# Demo Hyside Mini Me's for sale



## Riverboat Works

Hyside is sponsoring races at the Go Pro Games, FIBARK, and the Royal Gorge Whitewater Festal by sending 6 Mini Me’s to be used in the races. They will be used for less than 2 hours total and will be sold at a 15% discount. The Outfitter models retail for $2,175 and the Demo sale price $1895. The Neo retails for $1895 and Demo sale price $1,572. 

The boats will be available for pick-up or shipping at Riverboat Works, Salida CO. the week of June 23d.

There are only 5 left; blue, green, red, yellow, and Neo.

Call us or email us and we will hold one for you with a 50% deposit.


----------



## Riverboat Works

Only 4 left: Choice of blue, green, yellow, or Neo.

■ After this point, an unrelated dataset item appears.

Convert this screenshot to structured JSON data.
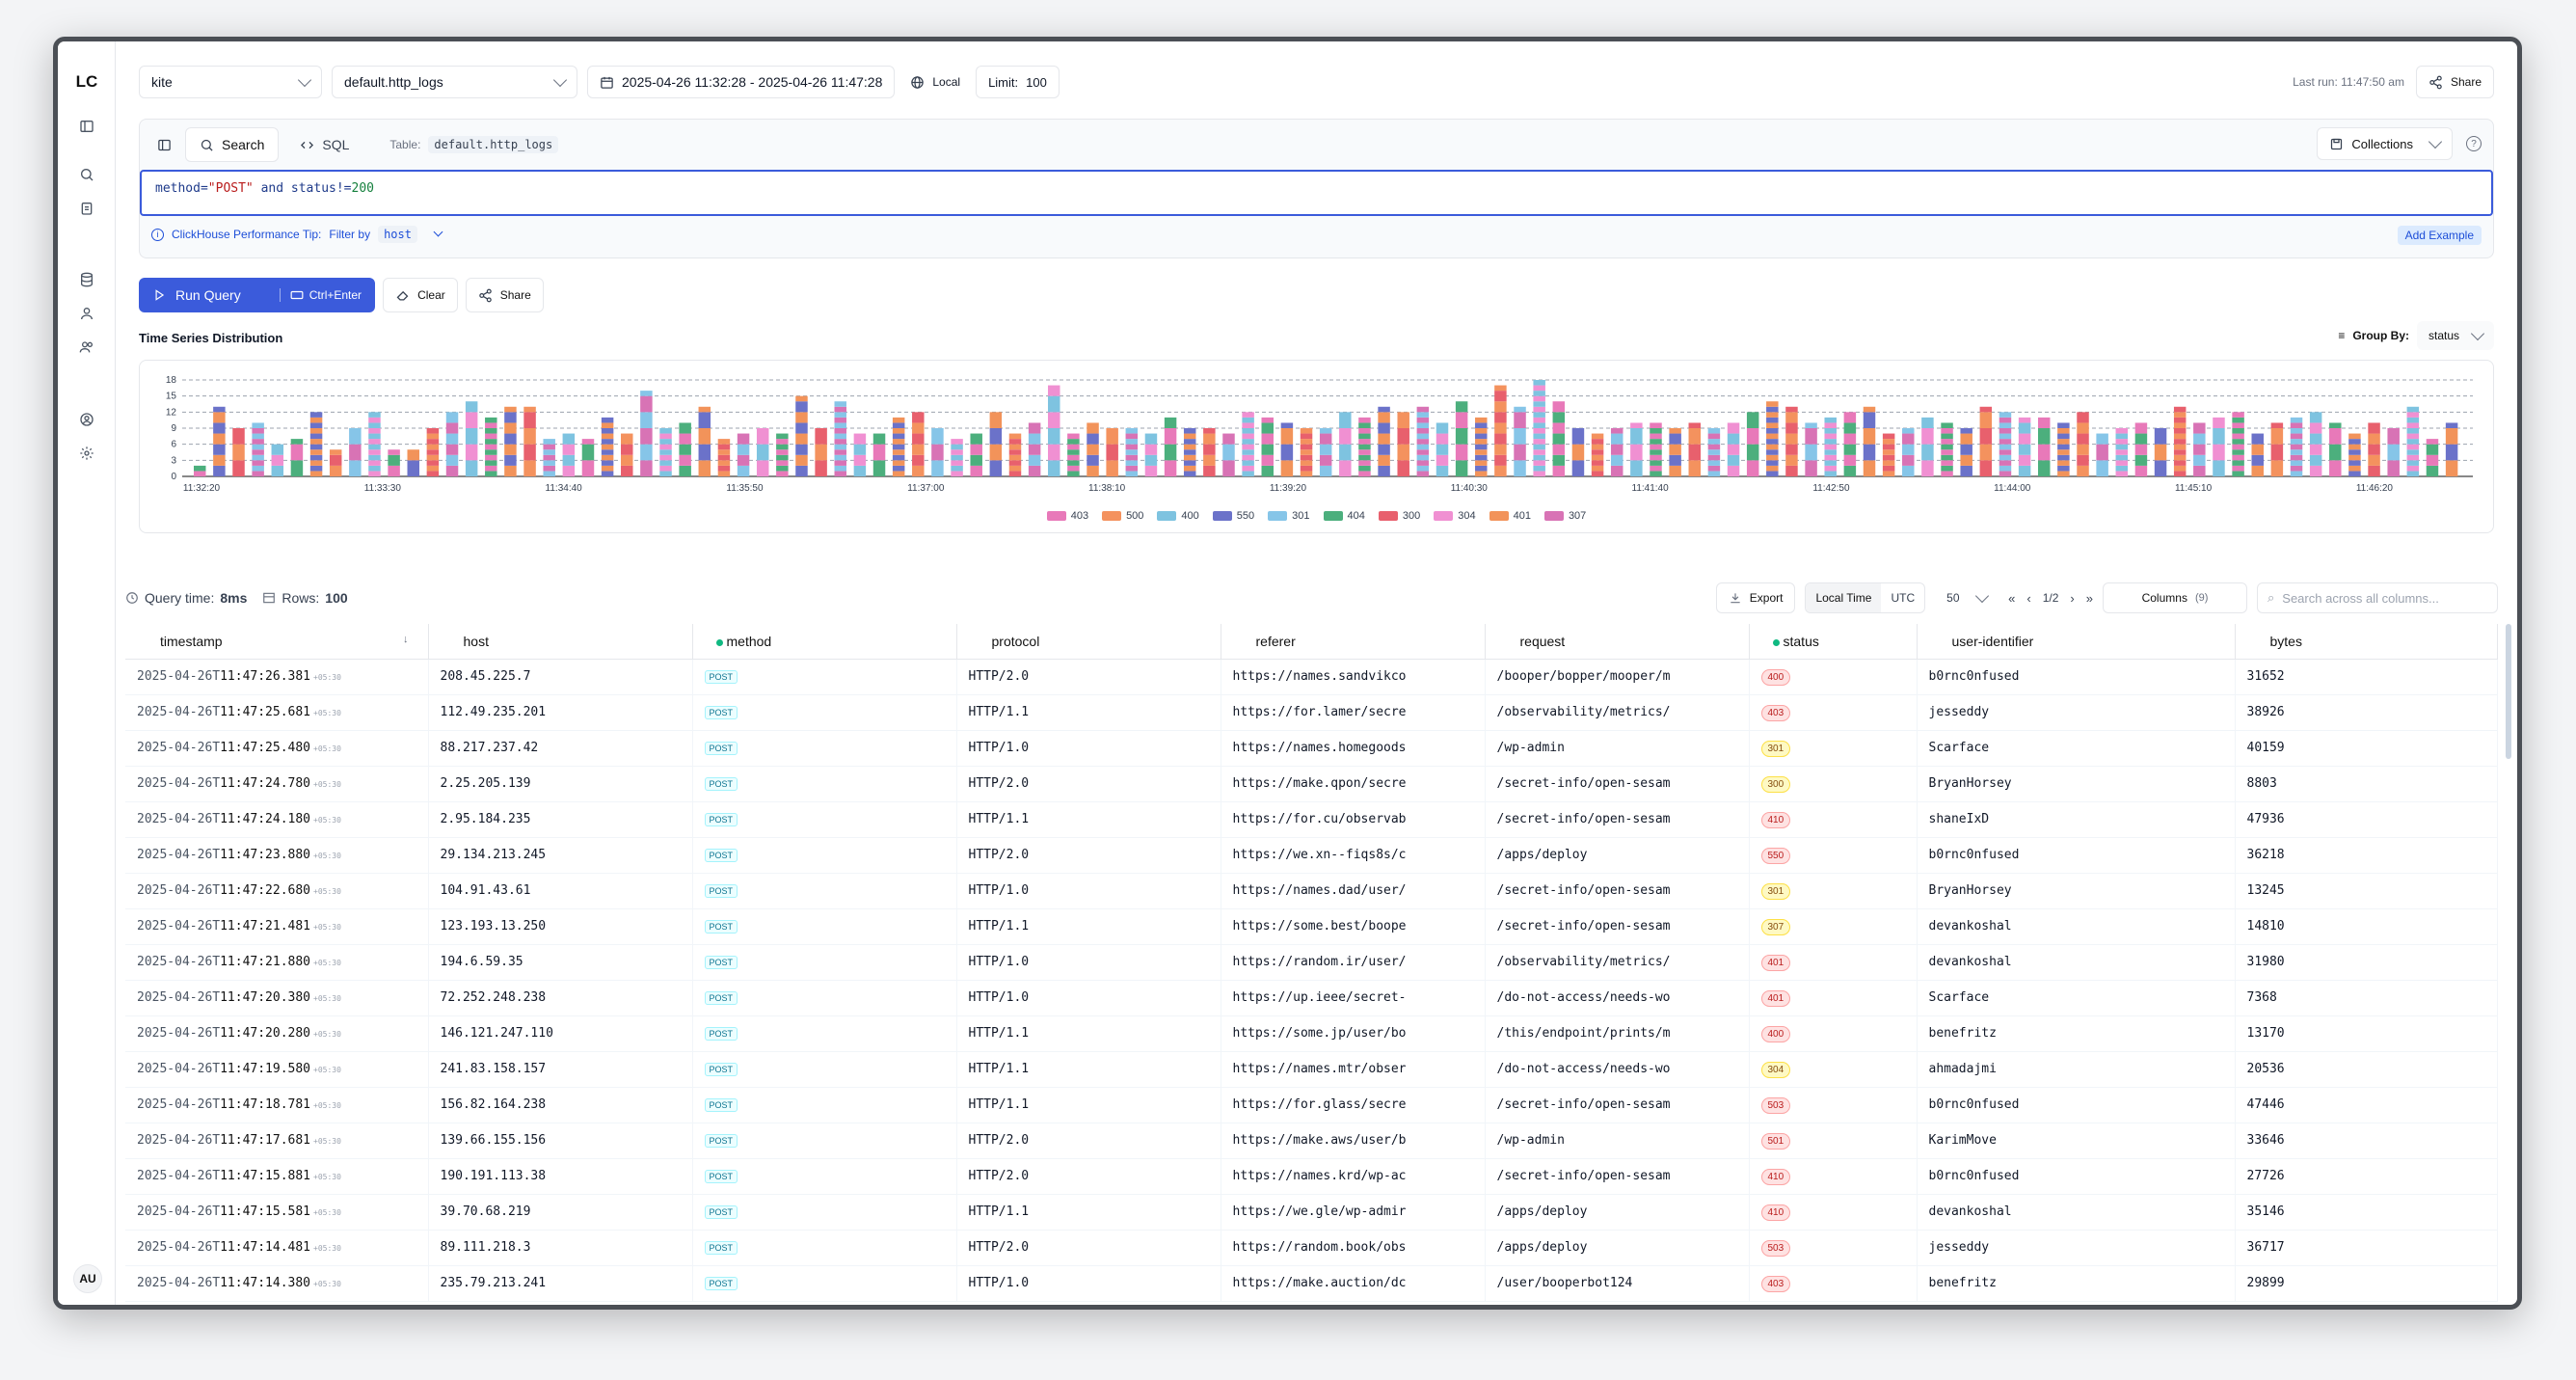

Don't wait: GoPro Games this weekend and FIBARK next week.


----------



## Riverboat Works

Only two left; the red and the Neo. Only two days left at FIBArk. The race and rodeo are over. Next week these boats will be used at the R-2 race in Canon City at the Royal Gorge White Water festival and then they will be available for pick-up or shipping the week of June 23 here at Riverboat Works in Salida, CO. 

Today Saturday and tomorrow they are in the Hyside/Riverboat Works booth on the boat ramp at FIBArk. Come by and check them out or call our store and get your name on either one of these that are left. Don’t wait they are almost all gone.


----------



## Riverboat Works

Only the Neo is available. Great price retail is $1,895 and the Demo price is $1572. Only one left.

They are moving down to the Royal Gorge Whitewater festival this week and will be back here at Riverboat Works next week ready to pick-up or ship. 

Call and hold this last Demo Neo Mini Me with a 50% deposit.


----------



## Sherpa9543

Do you still have that last neo?


Sent from my iPhone using Mountain Buzz


----------



## Riverboat Works

sorry it is sold


----------